Podwyżka opłat za wywóz nieczystości stałych nominalnie zdaje się mieścić pod kreską „inflacyjną”. Uzasadnienie uchwały podjętej jednogłośnie przez ząbkowickich radnych wskazuje na presję rosnących kosztów związanych z obsługą systemu odbioru odpadów z gminie Ząbkowice Śląskie. Wszystko zatem wydaje się być logiczne i racjonalne. Wydaje się…
„Nagrodą pocieszenia” jest fakt, że w naszej gminie podwyżka zacznie obowiązywać od 1 lipca, podczas gdy część pozostałych samorządów powiatu ząbkowickiego wyższe lub takie same opłaty wdrożyło wcześniej. Tak się składa, że ząbkowiczanie są w grupie tych, których opłaty nie są najwyższe w naszym powiecie. Nie są jednak także najniższe, bo jedna z gmin ma radykalnie niższe opłaty w stosunku do wszystkich pozostałych.
Gdy dzisiaj goniec dostarczył mi „zawiadomienie o zmianie wysokości opłaty za gospodarowanie odpadami komunalnymi od 01.07.2023” przez chwilę przemknęło mi przez myśl, że owa „zmiana”, czyli podwyżka powinna dotyczyć tylko osób, które nie segregują śmieci. Wiem, że pomiędzy oboma grupami płatników musi być różnica kosztów i nawet uważam, że powinna być wyraźnie odczuwalna. Warto byłoby jednak rozważyć „zamrożenie” opłat dla tych, którzy odpady segregują. Należę do tej kategorii jak zapewne większość płatników. Wiem zatem, że trzeba się nieco wysilić, aby codziennie oddzielać poszczególne frakcje, gdzieś je przetrzymywać pomiędzy terminami odbioru i pofatygować się z ich wystawieniem przed domem czy kamienicą. Ten trud należałoby premiować, bo sprzyja racjonalnie pojmowanej trosce o środowisko. Ma też wymierną wartość finansową, jako że niektóre frakcje odpadów trafiają do recyklingu, a więc w dalszym ciągu łańcucha gospodarowania odpadami przekładają się na obniżenie kosztów jakiejś produkcji, a tym samym do wzrostu dochodów podmiotów korzystających z tych surowców. Jest jeszcze kwestia edukacji społecznej, bo gdyby motywować niskimi opłatami za odbieranie sortowanych odpadów, to utrwala się pewien pozytywny nawyk. No i na końcu, niskie opłaty to zachęta do segregowania, więc po prostu nie powinny być regulowane „z automatu”.

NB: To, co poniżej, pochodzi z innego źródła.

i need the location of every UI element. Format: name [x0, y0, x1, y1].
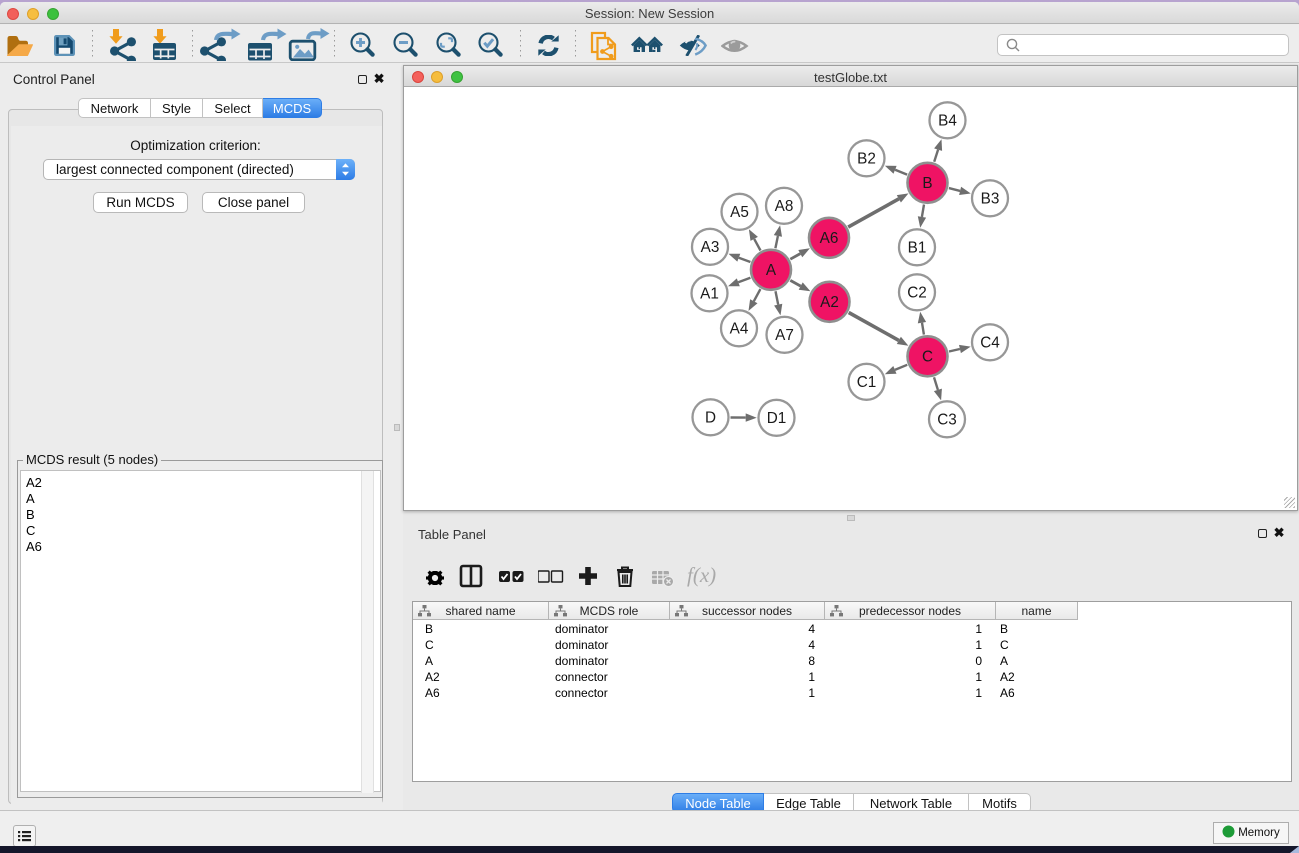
- svg-text:B: B: [922, 175, 932, 192]
- svg-text:A1: A1: [700, 285, 719, 302]
- svg-text:C2: C2: [907, 284, 927, 301]
- svg-text:A7: A7: [775, 327, 794, 344]
- svg-text:A5: A5: [730, 204, 749, 221]
- svg-text:B2: B2: [857, 150, 876, 167]
- svg-text:D: D: [705, 409, 716, 426]
- svg-text:A4: A4: [730, 320, 749, 337]
- svg-text:A3: A3: [701, 239, 720, 256]
- svg-text:D1: D1: [767, 410, 787, 427]
- svg-text:A8: A8: [775, 198, 794, 215]
- svg-text:A: A: [766, 262, 777, 279]
- svg-text:A6: A6: [820, 230, 839, 247]
- svg-text:C: C: [922, 348, 933, 365]
- svg-text:A2: A2: [820, 294, 839, 311]
- svg-text:C1: C1: [857, 374, 877, 391]
- svg-text:B4: B4: [938, 112, 957, 129]
- svg-text:B1: B1: [908, 239, 927, 256]
- svg-text:C4: C4: [980, 334, 1000, 351]
- svg-text:B3: B3: [981, 190, 1000, 207]
- svg-text:C3: C3: [937, 411, 957, 428]
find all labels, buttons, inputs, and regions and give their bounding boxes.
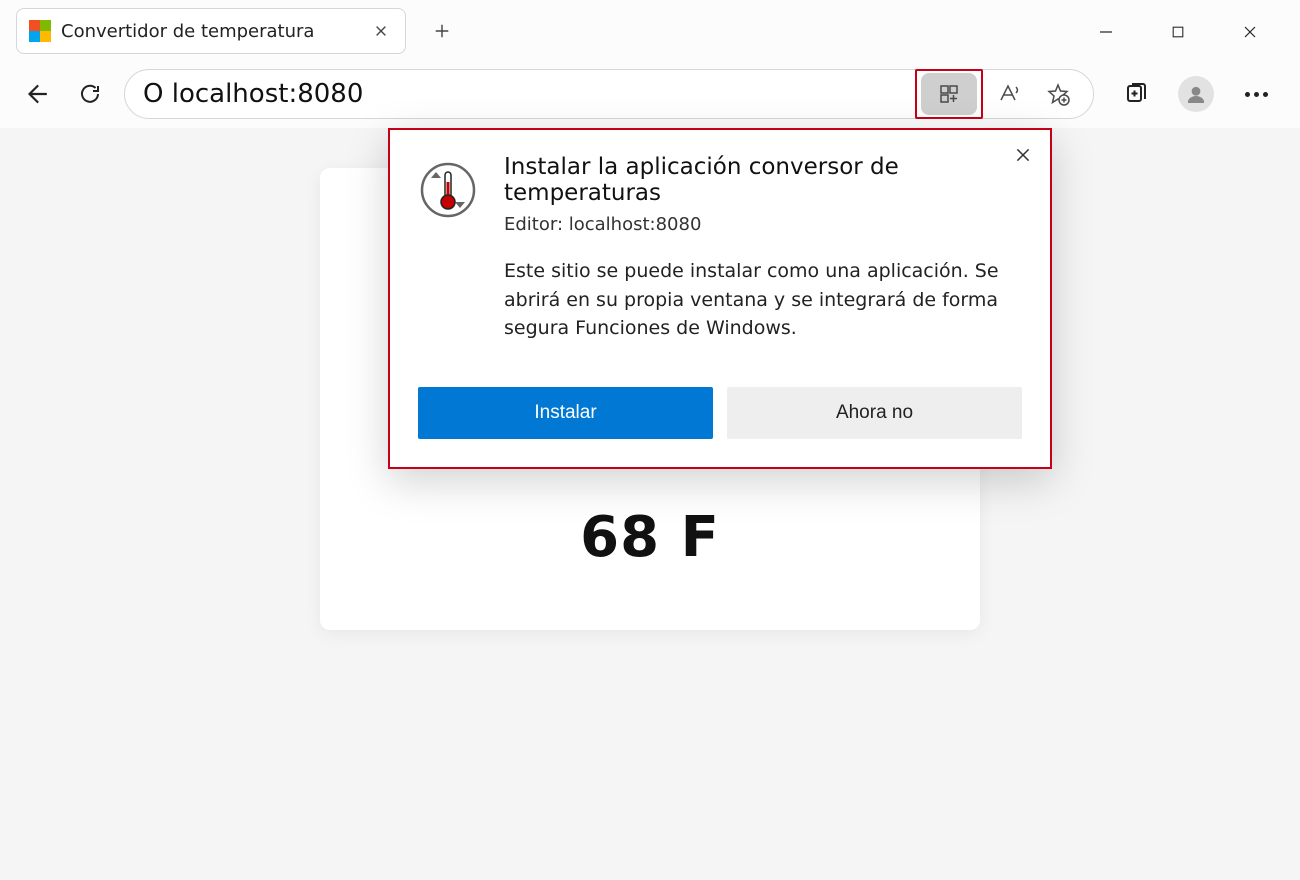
window-maximize-button[interactable] <box>1160 18 1196 46</box>
dialog-description: Este sitio se puede instalar como una ap… <box>504 257 1022 343</box>
result-value: 68 F <box>368 505 932 570</box>
collections-button[interactable] <box>1116 74 1156 114</box>
window-close-button[interactable] <box>1232 18 1268 46</box>
browser-toolbar: O localhost:8080 <box>0 60 1300 128</box>
window-minimize-button[interactable] <box>1088 18 1124 46</box>
page-viewport: con Fahrenheit ⌄ 68 F Instala <box>0 128 1300 880</box>
install-app-button[interactable] <box>921 73 977 115</box>
window-controls <box>1088 8 1292 46</box>
dialog-close-button[interactable] <box>1008 140 1038 170</box>
read-aloud-button[interactable] <box>983 74 1033 114</box>
browser-tab[interactable]: Convertidor de temperatura <box>16 8 406 54</box>
back-button[interactable] <box>16 74 56 114</box>
thermometer-app-icon <box>418 160 478 220</box>
settings-menu-button[interactable] <box>1236 74 1276 114</box>
url-bar-actions <box>915 69 1087 119</box>
refresh-button[interactable] <box>70 74 110 114</box>
new-tab-button[interactable] <box>422 11 462 51</box>
tab-strip: Convertidor de temperatura <box>16 8 462 54</box>
address-bar[interactable]: O localhost:8080 <box>124 69 1094 119</box>
install-button-highlight <box>915 69 983 119</box>
tab-title: Convertidor de temperatura <box>61 21 359 42</box>
favicon-microsoft-icon <box>29 20 51 42</box>
dialog-title: Instalar la aplicación conversor de temp… <box>504 154 1022 206</box>
ellipsis-icon <box>1245 92 1268 97</box>
install-button[interactable]: Instalar <box>418 387 713 439</box>
favorite-button[interactable] <box>1033 74 1083 114</box>
install-app-dialog: Instalar la aplicación conversor de temp… <box>388 128 1052 469</box>
toolbar-extras <box>1108 74 1276 114</box>
tab-close-button[interactable] <box>369 19 393 43</box>
profile-button[interactable] <box>1178 76 1214 112</box>
url-text: O localhost:8080 <box>143 79 901 109</box>
window-chrome: Convertidor de temperatura <box>0 0 1300 60</box>
not-now-button[interactable]: Ahora no <box>727 387 1022 439</box>
dialog-publisher: Editor: localhost:8080 <box>504 214 1022 235</box>
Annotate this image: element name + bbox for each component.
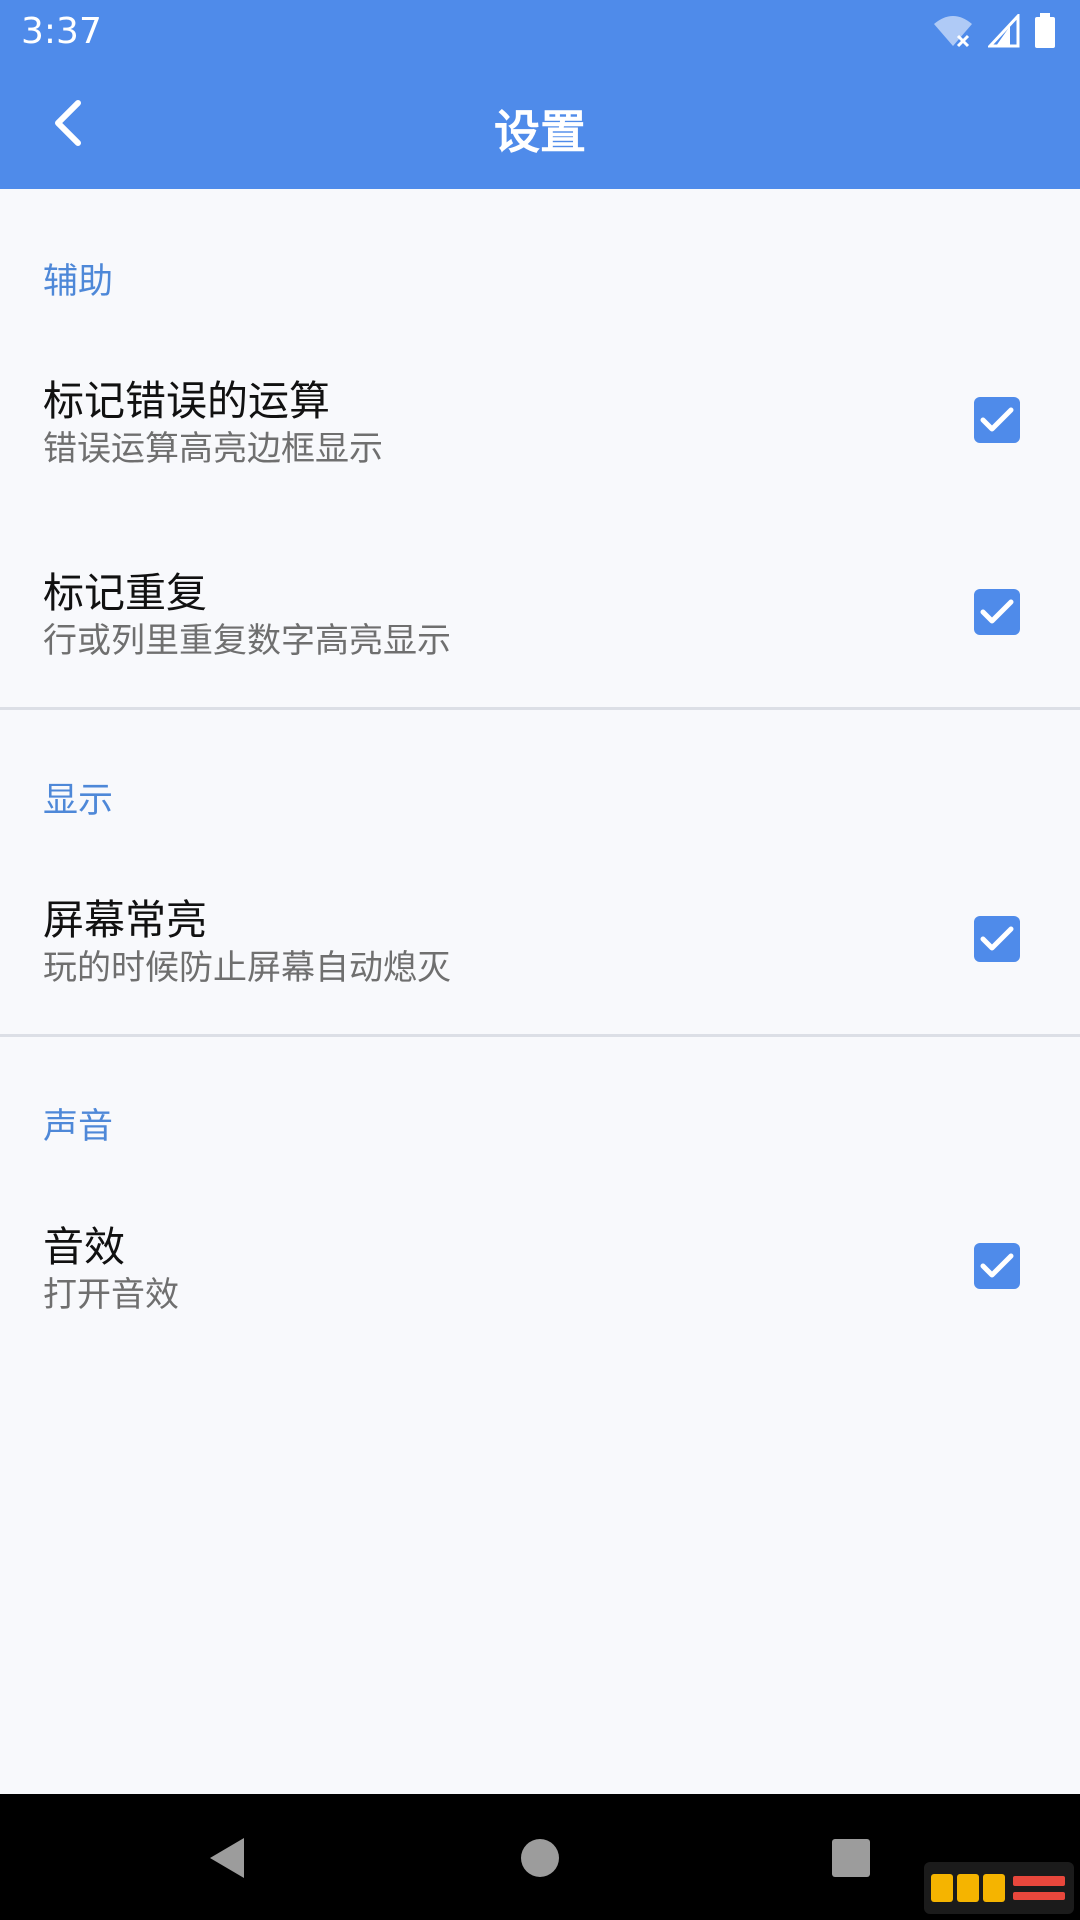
nav-back-button[interactable] (196, 1828, 256, 1888)
page-title: 设置 (494, 105, 586, 159)
checkbox-mark-errors[interactable] (974, 397, 1020, 443)
nav-back-icon (210, 1838, 244, 1878)
setting-title: 标记错误的运算 (43, 377, 330, 425)
status-icons (932, 13, 1056, 48)
section-divider (0, 1034, 1080, 1037)
setting-title: 标记重复 (43, 569, 207, 617)
setting-subtitle: 错误运算高亮边框显示 (43, 429, 383, 469)
setting-item-sound-effects[interactable]: 音效 打开音效 (0, 1213, 1080, 1373)
watermark-logo-icon (931, 1874, 1065, 1902)
status-time: 3:37 (21, 11, 102, 52)
nav-home-button[interactable] (510, 1828, 570, 1888)
section-header-sound: 声音 (43, 1107, 114, 1147)
check-icon (980, 1253, 1014, 1278)
check-icon (980, 599, 1014, 624)
app-bar: 3:37 设置 (0, 0, 1080, 189)
setting-item-keep-screen-on[interactable]: 屏幕常亮 玩的时候防止屏幕自动熄灭 (0, 886, 1080, 1046)
nav-recents-button[interactable] (821, 1828, 881, 1888)
check-icon (980, 407, 1014, 432)
setting-item-mark-duplicates[interactable]: 标记重复 行或列里重复数字高亮显示 (0, 559, 1080, 719)
section-divider (0, 707, 1080, 710)
setting-subtitle: 打开音效 (43, 1275, 179, 1315)
nav-recents-icon (832, 1839, 870, 1877)
setting-item-mark-errors[interactable]: 标记错误的运算 错误运算高亮边框显示 (0, 367, 1080, 527)
checkbox-mark-duplicates[interactable] (974, 589, 1020, 635)
battery-icon (1035, 13, 1055, 48)
nav-home-icon (521, 1839, 559, 1877)
setting-subtitle: 行或列里重复数字高亮显示 (43, 621, 451, 661)
setting-title: 音效 (43, 1223, 125, 1271)
system-navigation-bar (0, 1794, 1080, 1920)
checkbox-keep-screen-on[interactable] (974, 916, 1020, 962)
check-icon (980, 926, 1014, 951)
wifi-off-icon (934, 16, 972, 48)
checkbox-sound-effects[interactable] (974, 1243, 1020, 1289)
section-header-display: 显示 (43, 781, 114, 821)
site-watermark-logo (924, 1862, 1074, 1914)
signal-icon (988, 14, 1020, 48)
setting-title: 屏幕常亮 (43, 896, 207, 944)
section-header-assist: 辅助 (43, 262, 114, 302)
setting-subtitle: 玩的时候防止屏幕自动熄灭 (43, 948, 451, 988)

Obok beczki miodu, jaką przytoczyłem ząbkowickim samorządowcom pod refleksję, stawiam jednak kubek dziegciu. Należałoby publicznie pokazać krok po kroku co i ile kosztuje, abyśmy wszyscy wiedzieli za co płacimy oraz gdzie należałoby lub warto byłoby koszty optymalizować lub obniżać. Także w samym procesie zarządzania strumieniem odpadów i ich transferowania poza obszar gminy.
Nie słyszałem, aby w ostatnim czasie podejmowano dyskusję czy jakieś głębsze prace koncepcyjne nad tym, by szukać rozwiązań w dziedzinie zagospodarowania odpadów innych niż praktykowane obecnie. Pamiętam, że rygorystyczne przepisy środowiskowe przez ostatnich kilkanaście lat „wysadziły w powietrze” kilka poważnych projektów z tej dziedziny, w jakich gmina Ząbkowice Śląskie brała udział. Modyfikowane są nie tylko przepisy, ale też pojawiają się nowe technologie. Z protokołu posiedzenia Rady Miejskiej nie wynika w ogóle, by ktokolwiek zabrał głos w tej sprawie począwszy od burmistrza, przez radnych na urzędnikach czy prezesie spółki komunalnej obsługujących gospodarkę odpadami skończywszy. Uzasadnianie podnoszenia opłat śmieciowych inflacją nie jest przekonujące.
Opłaty nie musiały wzrosnąć w ogóle lub w takim stopniu, jak się to stało. Jest przestrzeń do szukania sposobów, by mieszkańcy naszej gminy nie musieli płacić więcej za to, że przekazują posortowane i opakowane w kolorowych workach odpady. Trzeba zabrać głos.